The Home Rule City Act was a statute enacted by the Michigan Legislature as Public Act 279 of 1909. It provides the framework by which a new city may become incorporated and provide for its own government by adopting a city charter, and the method by which an existing city may amend or revise its city charter.

==History==

Local units of government in the United States are created by the various states. Such local governments may go by various names in the several states. It is entirely possible for a state to totally abolish any or all local units of government. In the case of Michigan, the state government is specifically restricted under the state's constitution as to how it may interact with local governments and may not alter the boundaries of a local government without a vote by the affected residents.

The Home Rule City Act resulted from the provisions of the 1908 state constitution, which called for home rule authority to be conferred upon the various local governments in the state. The 1963 state constitution retained these same home rule provisions.

Both constitutions recognized the fundamental integrity of counties, townships, cities, and villages in Michigan. Local governments could no longer be created, abolished, or consolidated without the consent of the electors who reside within the affected territory. Prior to this time, local governments had been created by a special act of the legislature which did not require any consent from those living within the affected territory.

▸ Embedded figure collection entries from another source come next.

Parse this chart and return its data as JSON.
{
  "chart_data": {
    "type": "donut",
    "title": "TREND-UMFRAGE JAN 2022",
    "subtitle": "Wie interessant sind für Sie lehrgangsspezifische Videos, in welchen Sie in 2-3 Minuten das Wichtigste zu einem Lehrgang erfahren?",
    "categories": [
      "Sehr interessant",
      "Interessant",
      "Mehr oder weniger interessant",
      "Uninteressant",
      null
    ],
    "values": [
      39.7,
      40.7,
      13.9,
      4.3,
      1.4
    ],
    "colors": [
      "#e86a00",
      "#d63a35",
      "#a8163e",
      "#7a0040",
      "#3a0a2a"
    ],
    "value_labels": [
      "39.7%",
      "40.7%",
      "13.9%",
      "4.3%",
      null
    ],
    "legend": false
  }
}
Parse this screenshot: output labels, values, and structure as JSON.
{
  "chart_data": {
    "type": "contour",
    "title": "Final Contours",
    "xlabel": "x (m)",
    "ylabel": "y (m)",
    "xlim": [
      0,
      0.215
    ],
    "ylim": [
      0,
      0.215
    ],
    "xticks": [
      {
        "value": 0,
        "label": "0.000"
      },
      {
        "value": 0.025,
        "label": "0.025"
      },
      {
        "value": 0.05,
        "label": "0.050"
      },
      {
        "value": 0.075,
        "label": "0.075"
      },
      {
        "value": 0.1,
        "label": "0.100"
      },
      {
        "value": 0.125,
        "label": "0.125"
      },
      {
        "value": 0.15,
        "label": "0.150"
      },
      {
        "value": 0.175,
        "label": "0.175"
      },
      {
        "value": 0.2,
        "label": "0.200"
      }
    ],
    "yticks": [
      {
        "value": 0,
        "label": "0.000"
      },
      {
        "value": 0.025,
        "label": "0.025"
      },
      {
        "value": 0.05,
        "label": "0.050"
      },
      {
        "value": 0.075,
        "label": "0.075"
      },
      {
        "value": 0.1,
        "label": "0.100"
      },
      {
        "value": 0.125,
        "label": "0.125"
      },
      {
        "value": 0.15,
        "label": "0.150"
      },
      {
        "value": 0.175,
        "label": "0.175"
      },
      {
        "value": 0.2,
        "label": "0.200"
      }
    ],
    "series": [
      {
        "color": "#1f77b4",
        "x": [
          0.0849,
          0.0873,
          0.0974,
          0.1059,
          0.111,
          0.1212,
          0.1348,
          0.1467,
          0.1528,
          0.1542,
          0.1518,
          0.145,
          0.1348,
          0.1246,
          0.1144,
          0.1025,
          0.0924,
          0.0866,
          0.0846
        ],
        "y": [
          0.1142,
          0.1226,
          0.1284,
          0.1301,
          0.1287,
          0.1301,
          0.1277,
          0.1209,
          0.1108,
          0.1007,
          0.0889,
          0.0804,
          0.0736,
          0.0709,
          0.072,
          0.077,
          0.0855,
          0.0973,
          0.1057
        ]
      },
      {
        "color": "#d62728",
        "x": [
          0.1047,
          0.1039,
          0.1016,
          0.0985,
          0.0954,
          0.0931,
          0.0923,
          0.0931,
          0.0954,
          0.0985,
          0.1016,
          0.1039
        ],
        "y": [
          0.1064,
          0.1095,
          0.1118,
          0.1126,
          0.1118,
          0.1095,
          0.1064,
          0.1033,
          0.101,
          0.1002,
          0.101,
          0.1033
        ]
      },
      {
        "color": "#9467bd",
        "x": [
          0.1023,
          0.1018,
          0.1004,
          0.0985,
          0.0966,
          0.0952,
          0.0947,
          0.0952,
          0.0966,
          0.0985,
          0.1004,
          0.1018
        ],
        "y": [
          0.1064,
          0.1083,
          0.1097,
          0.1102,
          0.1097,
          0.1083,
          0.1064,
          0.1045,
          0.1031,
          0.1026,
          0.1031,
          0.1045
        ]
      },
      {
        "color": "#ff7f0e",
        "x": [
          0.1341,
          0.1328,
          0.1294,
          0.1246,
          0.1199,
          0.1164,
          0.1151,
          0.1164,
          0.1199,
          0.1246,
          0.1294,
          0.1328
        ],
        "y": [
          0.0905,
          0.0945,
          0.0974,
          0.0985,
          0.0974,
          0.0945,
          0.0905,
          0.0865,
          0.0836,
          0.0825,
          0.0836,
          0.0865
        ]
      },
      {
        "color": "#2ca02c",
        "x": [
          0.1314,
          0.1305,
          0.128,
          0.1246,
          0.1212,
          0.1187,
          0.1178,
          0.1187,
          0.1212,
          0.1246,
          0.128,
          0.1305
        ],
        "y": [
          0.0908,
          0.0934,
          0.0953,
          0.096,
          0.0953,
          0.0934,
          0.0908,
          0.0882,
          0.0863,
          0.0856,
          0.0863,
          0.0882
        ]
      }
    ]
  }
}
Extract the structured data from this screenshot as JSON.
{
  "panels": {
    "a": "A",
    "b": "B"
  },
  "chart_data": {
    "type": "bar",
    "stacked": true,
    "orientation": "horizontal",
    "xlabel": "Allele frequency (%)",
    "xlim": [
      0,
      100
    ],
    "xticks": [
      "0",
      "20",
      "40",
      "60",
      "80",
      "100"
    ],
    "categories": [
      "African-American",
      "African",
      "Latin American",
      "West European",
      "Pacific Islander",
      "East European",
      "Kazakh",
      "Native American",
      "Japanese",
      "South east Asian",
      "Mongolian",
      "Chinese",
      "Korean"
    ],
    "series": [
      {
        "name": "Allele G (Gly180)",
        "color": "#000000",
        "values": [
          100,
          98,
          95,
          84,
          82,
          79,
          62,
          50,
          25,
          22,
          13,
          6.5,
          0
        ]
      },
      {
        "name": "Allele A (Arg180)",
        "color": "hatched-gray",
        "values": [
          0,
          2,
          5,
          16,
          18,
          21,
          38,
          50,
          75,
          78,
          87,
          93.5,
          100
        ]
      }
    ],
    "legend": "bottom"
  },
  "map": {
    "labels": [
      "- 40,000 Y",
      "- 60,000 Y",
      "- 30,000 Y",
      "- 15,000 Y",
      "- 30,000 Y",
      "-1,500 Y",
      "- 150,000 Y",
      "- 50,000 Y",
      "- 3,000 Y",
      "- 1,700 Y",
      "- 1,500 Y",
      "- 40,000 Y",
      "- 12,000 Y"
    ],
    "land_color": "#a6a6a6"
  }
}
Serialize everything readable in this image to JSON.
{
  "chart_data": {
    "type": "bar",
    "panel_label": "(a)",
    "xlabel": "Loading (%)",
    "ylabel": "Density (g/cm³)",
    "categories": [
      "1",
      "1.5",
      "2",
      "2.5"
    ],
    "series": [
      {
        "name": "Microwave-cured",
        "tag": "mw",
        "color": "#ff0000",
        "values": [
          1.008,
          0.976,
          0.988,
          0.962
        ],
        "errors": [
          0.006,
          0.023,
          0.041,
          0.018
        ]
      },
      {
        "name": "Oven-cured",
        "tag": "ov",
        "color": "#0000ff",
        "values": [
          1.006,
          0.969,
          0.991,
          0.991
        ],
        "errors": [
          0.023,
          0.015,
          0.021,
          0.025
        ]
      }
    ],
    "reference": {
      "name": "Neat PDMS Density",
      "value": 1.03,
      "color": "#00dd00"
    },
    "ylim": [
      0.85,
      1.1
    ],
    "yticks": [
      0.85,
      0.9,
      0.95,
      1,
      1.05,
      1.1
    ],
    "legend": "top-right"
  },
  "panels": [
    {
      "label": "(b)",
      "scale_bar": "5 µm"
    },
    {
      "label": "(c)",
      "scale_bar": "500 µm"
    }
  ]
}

Under Michigan's Revised Statutes of 1848, there were several classes of cities, the primary distinction among which was population. In nearly every case, however, it was the legislature that had provided a city charter for each city that mandated how each city was to be governed and how its officers were to be chosen. Under the Home Rule City Act, each city was given the ability to make changes to its city charter on its own. The charters that had been previously granted by the legislature continued in force until such time as an affected city took this action. All cities in Michigan are now classified under one class, namely, Home Rule Cities, regardless of the source or origin of the various provisions of their respective city charters.

==Revising or amending a city charter==
Under the Home Rule City Act, a city can amend its city charter by a vote of the electors residing within the city. An amendment can be proposed either by the governing body of the city, typically called the city council, or by an initiative petition signed by a certain number of registered voters.

A revision of a city charter is a more comprehensive process which replaces the existing charter with a new one. The decision to revise a city charter must be approved by the voters of the city and can be proposed by the city council or by an initiative petition. A special commission is elected to conduct the work of writing a new charter and submitting it to the voters for approval. The commission is not bound to keep any provisions of the current city charter.

==Provisions of the act==
The Home Rule City Act specifies certain requirements that every city must contain within its city charter. At the same time, the Act provides for numerous optional charter provisions. In general, any power that is not specifically prohibited by another law for a city to exercise may be included in a city's charter.